Todd Sprinkle led QVC’s foray into mobile commerce.
That includes selecting warranty coverage, software and accessories.
Every company wants its mobile commerce site to be one consumers visit time and again. In the case of computer manufacturer Lenovo the challenge wasn’t just to build the m-commerce site, but to create one that stood out among those of fierce and well-known competitors including Apple Inc., Dell Inc. and Acer Inc.
To do that, Lenovo instructed Mad Mobile, the vendor that built its new site, to include custom configurators for the manufacturer’s laptop and desktop computers.
For example, selecting Laptops opens a page where a consumer can choose a specific laptop. From there, a product page with details appears with options to add the item to the shopping cart or to customize it.
Choosing customize launches a series of screens that offer a consumer such options as warranty coverage, software and accessories. With some products, there might be more than 40 selection pages to scroll through.
M-commerce sites from Apple, Dell and Acer do not offer similar configuration options.

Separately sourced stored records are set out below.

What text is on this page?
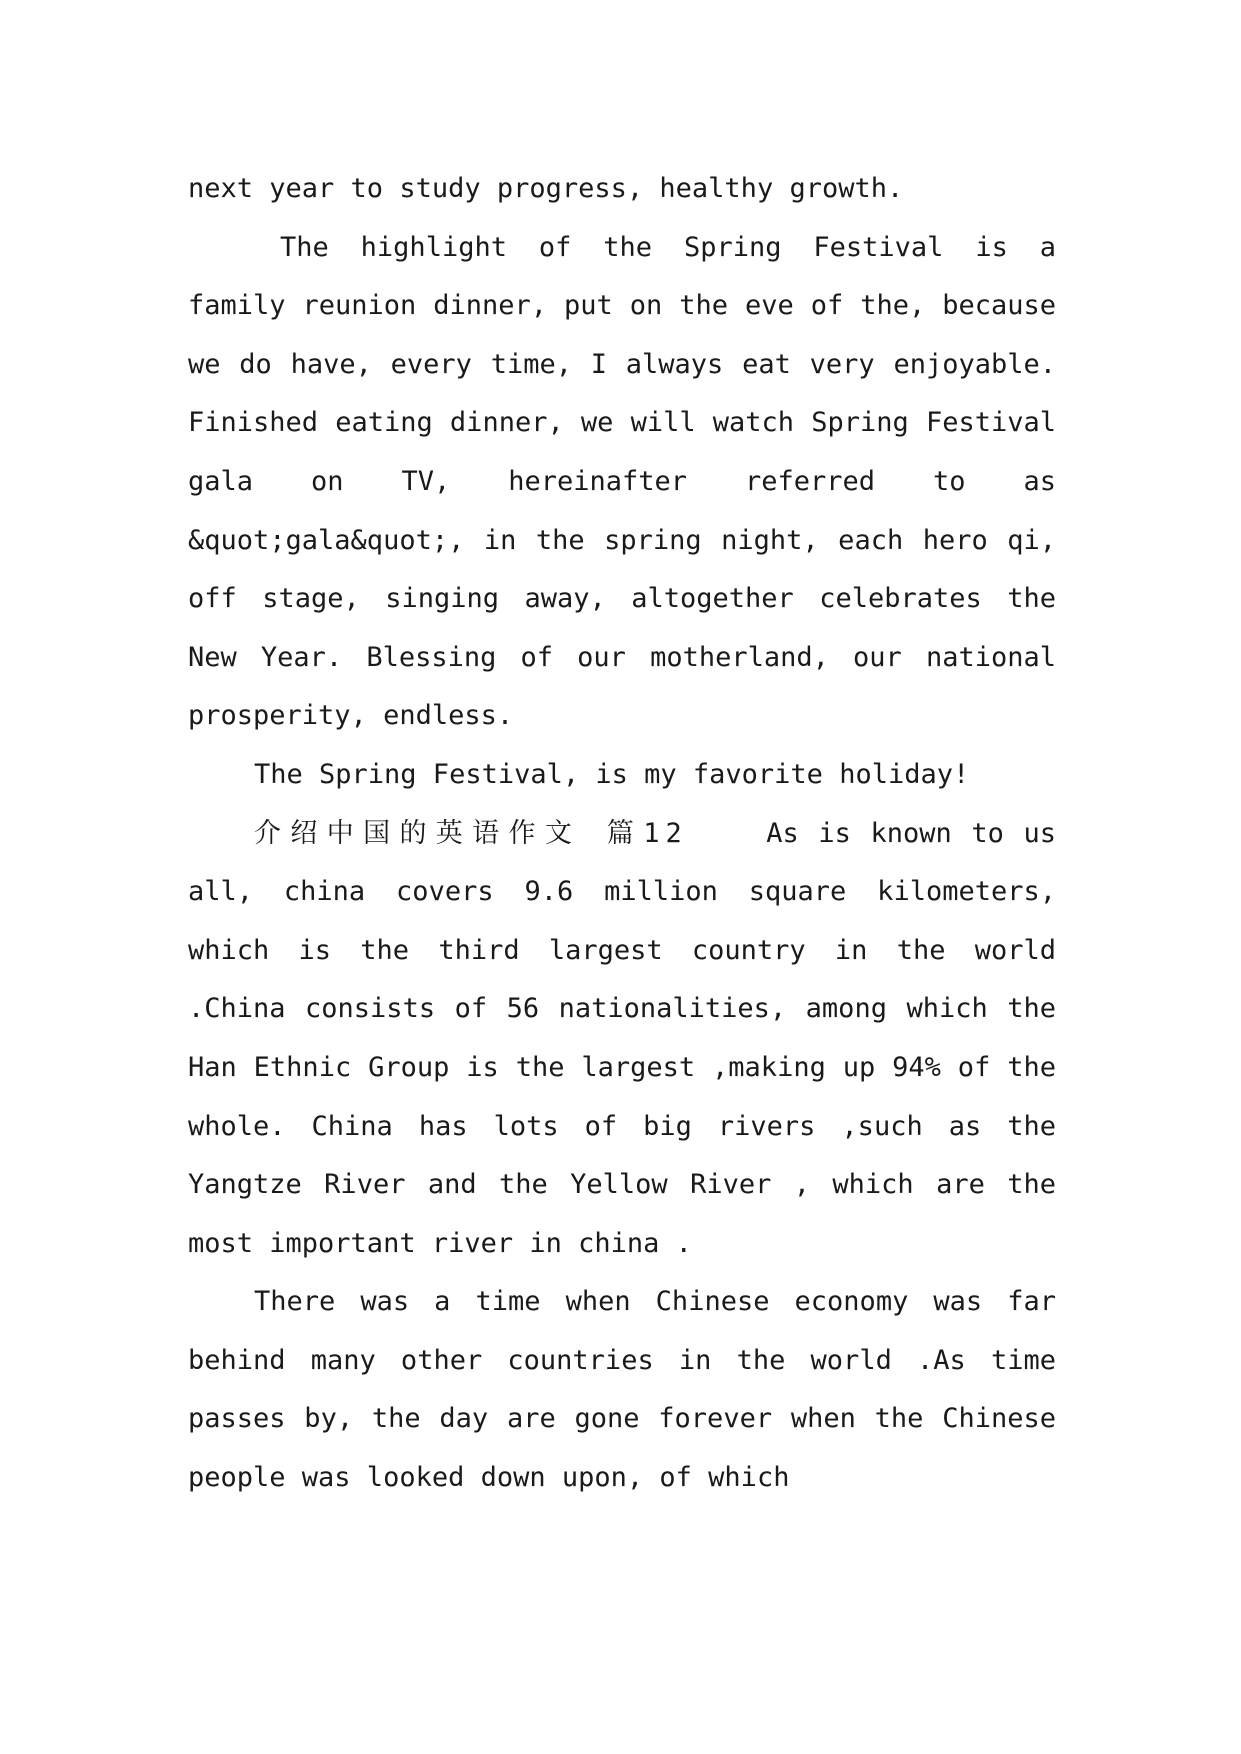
next year to study progress, healthy growth.

The highlight of the Spring Festival is a family reunion dinner, put on the eve of the, because we do have, every time, I always eat very enjoyable. Finished eating dinner, we will watch Spring Festival gala on TV, hereinafter referred to as &quot;gala&quot;, in the spring night, each hero qi, off stage, singing away, altogether celebrates the New Year. Blessing of our motherland, our national prosperity, endless.

The Spring Festival, is my favorite holiday!

介绍中国的英语作文 篇12	As is known to us all, china covers 9.6 million square kilometers, which is the third largest country in the world .China consists of 56 nationalities, among which the Han Ethnic Group is the largest ,making up 94% of the whole. China has lots of big rivers ,such as the Yangtze River and the Yellow River , which are the most important river in china .

There was a time when Chinese economy was far behind many other countries in the world .As time passes by, the day are gone forever when the Chinese people was looked down upon, of which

Lenovo’s m-commerce site uses images and a color palette similar to the brand’s e-commerce site. Festooned with navigation aids, the m-commerce site has three buttons across the top of the home page for Products, Deals and Call Us. Below that is a product image that rests above product category buttons. Farther down the home page is an entry box to sign up for e-mail deals.
“Lenovo is appealing to tech-savvy electronics consumers with a mobile commerce site that provides timely product information and check-out capabilities to people who are on-the-go,” says Ryan Kelly, Mad Mobile vice president of sales and marketing. Kelly says the Lenovo m-commerce site took about eight weeks to build, its progress expedited by a Lenovo back-to-school site constructed last fall by Mad Mobile.